Now that everything is official, it's time to look at what Apple has done. iPhone fans may disagree with the points below but they are made from the out-of-box perspective without warranty-voiding jailbreaking and 3rd party apps.
3G: A welcome addition, but still without a tethering option. 3G is nice on a phone but truly shines when it can be shared with a laptop.
Application Store: Okay Apple. You've made a token effort to get 3rd party applications into the iPhone but why stifle innovation by making them ONLY available through your store? Why are you taking 30% off the top for every sale in that store?

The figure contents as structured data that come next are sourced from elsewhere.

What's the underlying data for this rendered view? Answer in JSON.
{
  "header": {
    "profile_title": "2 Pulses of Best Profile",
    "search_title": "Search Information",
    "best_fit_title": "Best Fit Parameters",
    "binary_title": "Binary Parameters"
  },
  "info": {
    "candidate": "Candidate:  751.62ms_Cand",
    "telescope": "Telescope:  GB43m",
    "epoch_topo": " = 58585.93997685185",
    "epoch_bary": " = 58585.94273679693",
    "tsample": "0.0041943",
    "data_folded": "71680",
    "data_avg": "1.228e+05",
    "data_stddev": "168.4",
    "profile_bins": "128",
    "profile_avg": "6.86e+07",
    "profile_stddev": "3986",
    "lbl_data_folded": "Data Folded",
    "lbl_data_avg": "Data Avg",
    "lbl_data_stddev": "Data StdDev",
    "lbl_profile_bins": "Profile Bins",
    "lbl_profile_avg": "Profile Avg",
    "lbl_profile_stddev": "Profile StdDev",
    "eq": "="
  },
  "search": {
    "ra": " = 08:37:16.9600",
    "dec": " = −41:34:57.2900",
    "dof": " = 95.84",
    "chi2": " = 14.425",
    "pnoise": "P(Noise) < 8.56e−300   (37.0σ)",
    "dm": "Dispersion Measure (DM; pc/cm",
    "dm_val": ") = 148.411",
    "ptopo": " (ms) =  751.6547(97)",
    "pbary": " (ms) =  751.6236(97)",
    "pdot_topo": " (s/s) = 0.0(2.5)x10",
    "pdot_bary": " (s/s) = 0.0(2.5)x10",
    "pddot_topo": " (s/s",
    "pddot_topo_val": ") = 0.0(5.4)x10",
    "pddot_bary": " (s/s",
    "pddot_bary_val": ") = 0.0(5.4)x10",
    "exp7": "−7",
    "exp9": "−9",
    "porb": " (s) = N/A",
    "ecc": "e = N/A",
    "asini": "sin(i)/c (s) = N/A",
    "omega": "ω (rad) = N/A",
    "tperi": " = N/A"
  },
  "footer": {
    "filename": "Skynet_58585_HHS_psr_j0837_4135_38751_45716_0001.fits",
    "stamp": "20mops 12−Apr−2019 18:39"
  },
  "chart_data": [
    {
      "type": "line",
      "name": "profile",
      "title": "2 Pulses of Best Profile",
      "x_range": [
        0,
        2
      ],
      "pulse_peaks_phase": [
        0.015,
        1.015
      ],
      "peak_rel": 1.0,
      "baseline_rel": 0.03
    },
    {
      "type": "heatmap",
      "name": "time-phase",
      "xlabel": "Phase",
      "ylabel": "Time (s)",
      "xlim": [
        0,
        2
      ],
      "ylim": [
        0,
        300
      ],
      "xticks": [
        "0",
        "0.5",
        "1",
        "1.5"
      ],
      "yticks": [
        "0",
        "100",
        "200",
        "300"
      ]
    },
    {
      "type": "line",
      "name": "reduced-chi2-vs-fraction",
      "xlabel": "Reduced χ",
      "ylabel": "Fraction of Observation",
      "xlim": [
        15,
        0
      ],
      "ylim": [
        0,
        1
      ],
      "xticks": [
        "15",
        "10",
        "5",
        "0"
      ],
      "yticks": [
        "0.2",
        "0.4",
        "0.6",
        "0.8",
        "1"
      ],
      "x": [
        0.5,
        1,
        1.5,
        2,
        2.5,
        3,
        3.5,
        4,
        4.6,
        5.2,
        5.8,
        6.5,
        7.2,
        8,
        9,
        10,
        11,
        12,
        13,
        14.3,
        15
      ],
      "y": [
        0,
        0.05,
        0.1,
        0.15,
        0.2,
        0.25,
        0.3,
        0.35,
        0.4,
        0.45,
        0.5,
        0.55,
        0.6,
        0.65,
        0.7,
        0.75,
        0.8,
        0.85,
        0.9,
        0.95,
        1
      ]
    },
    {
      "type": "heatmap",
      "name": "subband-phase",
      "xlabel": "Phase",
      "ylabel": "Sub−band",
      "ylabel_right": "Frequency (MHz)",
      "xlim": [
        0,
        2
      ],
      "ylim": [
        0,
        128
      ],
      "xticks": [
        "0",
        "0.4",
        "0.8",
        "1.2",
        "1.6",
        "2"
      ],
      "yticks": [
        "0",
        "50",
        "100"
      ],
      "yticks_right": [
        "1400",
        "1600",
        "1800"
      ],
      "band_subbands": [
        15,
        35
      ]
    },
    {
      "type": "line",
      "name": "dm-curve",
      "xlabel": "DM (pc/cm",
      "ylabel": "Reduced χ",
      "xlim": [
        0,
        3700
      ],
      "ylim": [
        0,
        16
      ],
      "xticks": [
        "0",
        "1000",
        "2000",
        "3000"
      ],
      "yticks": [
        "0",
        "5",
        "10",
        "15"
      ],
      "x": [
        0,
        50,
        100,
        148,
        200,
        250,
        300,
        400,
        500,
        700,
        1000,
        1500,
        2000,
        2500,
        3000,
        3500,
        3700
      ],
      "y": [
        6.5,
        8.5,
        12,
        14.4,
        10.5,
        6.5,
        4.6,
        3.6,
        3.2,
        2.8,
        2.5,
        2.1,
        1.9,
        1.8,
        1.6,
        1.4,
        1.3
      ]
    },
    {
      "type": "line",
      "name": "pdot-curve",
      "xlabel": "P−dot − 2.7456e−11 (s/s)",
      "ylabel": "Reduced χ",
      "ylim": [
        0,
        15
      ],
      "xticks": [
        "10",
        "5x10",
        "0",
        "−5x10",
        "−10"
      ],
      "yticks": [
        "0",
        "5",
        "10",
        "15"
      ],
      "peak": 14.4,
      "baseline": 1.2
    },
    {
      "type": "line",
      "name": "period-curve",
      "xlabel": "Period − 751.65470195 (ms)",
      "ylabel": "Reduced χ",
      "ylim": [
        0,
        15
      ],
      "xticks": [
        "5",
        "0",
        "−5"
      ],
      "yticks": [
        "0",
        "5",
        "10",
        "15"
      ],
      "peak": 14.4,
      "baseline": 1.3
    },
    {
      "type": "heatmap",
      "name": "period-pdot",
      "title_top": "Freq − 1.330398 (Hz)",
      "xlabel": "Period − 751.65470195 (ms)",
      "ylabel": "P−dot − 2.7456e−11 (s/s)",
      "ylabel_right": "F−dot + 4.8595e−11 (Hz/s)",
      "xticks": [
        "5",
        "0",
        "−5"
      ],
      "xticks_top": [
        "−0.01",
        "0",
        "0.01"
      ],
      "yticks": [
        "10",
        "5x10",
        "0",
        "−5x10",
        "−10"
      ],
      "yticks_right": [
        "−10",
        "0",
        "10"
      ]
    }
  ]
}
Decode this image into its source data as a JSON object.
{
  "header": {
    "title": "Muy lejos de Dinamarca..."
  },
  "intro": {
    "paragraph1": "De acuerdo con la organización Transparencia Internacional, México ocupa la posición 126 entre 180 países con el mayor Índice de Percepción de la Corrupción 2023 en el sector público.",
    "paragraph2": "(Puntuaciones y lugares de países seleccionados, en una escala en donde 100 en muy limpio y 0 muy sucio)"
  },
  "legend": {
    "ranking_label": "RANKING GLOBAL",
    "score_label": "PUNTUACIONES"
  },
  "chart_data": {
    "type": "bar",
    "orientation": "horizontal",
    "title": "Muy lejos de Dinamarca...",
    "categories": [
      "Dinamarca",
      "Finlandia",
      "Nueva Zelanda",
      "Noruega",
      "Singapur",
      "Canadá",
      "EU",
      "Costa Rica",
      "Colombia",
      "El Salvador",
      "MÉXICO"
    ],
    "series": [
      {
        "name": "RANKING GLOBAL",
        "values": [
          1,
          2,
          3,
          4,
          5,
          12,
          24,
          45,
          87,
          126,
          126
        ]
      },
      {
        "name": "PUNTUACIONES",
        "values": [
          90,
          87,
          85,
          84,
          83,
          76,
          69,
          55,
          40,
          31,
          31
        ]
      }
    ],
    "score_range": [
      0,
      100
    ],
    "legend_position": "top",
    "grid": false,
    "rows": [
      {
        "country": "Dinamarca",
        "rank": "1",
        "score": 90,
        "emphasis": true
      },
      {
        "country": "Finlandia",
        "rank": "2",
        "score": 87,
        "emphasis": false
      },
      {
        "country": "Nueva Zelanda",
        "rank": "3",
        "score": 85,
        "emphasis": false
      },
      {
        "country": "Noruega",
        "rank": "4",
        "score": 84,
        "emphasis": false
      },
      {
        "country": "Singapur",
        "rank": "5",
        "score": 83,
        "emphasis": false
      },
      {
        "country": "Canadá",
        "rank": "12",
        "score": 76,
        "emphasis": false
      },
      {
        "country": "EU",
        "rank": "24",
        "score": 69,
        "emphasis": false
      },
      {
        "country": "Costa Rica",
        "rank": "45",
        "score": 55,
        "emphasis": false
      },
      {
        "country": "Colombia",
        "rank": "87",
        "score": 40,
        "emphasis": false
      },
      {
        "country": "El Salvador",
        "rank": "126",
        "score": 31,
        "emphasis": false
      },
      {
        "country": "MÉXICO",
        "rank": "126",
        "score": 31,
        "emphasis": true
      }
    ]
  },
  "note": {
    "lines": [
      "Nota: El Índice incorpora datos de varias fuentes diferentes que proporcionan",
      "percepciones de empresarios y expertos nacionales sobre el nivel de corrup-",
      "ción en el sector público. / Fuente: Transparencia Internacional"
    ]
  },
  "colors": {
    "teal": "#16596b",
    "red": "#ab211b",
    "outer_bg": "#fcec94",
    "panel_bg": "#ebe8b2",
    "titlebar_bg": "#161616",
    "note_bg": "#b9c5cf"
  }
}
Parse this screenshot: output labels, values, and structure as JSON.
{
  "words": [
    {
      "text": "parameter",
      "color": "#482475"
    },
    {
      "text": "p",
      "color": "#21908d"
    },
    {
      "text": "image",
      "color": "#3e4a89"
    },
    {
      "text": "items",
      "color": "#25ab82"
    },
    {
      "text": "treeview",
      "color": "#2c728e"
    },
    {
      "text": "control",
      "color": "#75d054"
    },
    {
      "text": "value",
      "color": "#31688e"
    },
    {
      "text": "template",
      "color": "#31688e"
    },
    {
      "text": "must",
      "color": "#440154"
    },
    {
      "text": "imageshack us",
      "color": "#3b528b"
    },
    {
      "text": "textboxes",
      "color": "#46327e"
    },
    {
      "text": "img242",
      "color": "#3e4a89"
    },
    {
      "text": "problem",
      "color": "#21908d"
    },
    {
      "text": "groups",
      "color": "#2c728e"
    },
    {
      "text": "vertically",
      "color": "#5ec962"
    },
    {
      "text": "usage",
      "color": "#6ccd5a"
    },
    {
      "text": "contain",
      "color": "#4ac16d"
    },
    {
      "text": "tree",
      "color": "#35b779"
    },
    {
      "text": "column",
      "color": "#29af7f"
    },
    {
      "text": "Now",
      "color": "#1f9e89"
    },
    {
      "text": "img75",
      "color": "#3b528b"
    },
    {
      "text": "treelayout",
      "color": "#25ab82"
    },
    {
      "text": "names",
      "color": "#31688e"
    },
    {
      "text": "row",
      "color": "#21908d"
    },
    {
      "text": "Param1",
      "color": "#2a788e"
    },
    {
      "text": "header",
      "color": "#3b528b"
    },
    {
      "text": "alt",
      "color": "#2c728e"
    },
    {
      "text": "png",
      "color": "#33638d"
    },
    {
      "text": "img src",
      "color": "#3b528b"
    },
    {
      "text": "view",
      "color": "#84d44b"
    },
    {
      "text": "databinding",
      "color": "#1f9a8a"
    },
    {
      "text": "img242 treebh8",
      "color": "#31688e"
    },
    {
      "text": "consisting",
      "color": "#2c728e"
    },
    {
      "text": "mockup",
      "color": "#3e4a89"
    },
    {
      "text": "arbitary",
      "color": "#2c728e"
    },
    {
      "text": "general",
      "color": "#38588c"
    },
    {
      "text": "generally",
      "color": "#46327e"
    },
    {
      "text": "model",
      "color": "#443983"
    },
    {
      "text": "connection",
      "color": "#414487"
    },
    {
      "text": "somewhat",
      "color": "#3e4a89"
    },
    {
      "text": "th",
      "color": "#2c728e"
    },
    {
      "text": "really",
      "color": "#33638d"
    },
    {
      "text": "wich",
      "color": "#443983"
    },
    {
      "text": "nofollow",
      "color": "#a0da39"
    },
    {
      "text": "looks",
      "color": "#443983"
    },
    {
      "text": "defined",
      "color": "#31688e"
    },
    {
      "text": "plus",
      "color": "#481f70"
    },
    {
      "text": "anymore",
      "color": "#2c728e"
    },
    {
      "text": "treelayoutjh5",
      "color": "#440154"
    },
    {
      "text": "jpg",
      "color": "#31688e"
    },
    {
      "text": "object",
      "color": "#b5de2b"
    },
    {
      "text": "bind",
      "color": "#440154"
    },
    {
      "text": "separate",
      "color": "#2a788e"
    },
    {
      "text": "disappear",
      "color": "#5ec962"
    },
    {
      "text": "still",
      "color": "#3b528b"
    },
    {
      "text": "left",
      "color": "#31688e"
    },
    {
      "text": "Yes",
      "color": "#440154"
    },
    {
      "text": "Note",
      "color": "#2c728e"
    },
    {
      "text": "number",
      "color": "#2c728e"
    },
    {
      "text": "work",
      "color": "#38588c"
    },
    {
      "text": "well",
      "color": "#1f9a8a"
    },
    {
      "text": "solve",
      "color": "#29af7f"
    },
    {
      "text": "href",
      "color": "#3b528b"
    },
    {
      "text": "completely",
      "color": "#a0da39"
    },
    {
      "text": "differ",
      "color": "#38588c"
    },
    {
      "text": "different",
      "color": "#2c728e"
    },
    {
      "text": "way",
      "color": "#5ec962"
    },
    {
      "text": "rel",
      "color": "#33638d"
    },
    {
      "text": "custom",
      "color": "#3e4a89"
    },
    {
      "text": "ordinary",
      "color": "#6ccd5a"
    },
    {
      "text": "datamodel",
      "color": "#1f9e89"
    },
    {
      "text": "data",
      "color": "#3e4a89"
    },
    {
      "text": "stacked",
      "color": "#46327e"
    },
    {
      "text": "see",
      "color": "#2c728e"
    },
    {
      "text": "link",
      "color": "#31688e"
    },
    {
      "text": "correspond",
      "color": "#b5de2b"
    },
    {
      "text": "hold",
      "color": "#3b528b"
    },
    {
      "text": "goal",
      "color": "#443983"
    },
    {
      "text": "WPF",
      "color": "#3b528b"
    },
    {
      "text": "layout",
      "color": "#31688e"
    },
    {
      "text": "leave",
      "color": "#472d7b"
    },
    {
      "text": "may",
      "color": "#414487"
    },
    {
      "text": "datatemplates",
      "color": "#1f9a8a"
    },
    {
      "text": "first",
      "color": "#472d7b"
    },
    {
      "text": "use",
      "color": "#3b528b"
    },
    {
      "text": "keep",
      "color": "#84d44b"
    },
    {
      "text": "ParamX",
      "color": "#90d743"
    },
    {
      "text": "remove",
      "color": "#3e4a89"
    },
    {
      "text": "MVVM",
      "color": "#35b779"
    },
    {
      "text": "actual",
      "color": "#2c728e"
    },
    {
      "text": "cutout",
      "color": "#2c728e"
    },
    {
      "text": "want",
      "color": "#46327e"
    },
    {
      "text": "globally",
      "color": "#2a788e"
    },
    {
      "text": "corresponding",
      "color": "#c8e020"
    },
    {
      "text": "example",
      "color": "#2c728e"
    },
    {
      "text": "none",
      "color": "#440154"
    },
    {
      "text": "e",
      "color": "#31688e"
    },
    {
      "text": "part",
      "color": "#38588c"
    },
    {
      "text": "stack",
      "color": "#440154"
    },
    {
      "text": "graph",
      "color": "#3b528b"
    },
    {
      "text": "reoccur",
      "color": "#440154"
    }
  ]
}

Price drop: This is one of the best things you've done with the iPhone. A $199 device is very compelling. At that price, the iPhone looks like a good secondary device as opposed to the normal gauntlet of an iPod touch, an N810, and an N95-3. Sometimes it'd be nice to just carry one device. However, Matthew Miller of The Mobile Gadgeteer points out that the iPhone with the matching AT&T data plan actually costs $40 more than the previous iPhone over the course of the contract.
GPS: It's nice to have location based services, but don't think you invented it. The N810 comes with a mapping application and has an upgrade option for turn-by-turn voice navigation. Why doesn't the iPhone have that upgrade option?
Enterprise support: Good work. There's nothing bad that can be said about this new feature - unless it bombs fantastically when put into real use.
Browsing: Still that same 480x320, 160 pixels per inch (compared to the N810's 800x480, 225 ppi) display. Still no Flash in the browser. While multi-touch zooming helps make up for this, constant scrolling is no solution for full page reading. Keep trying.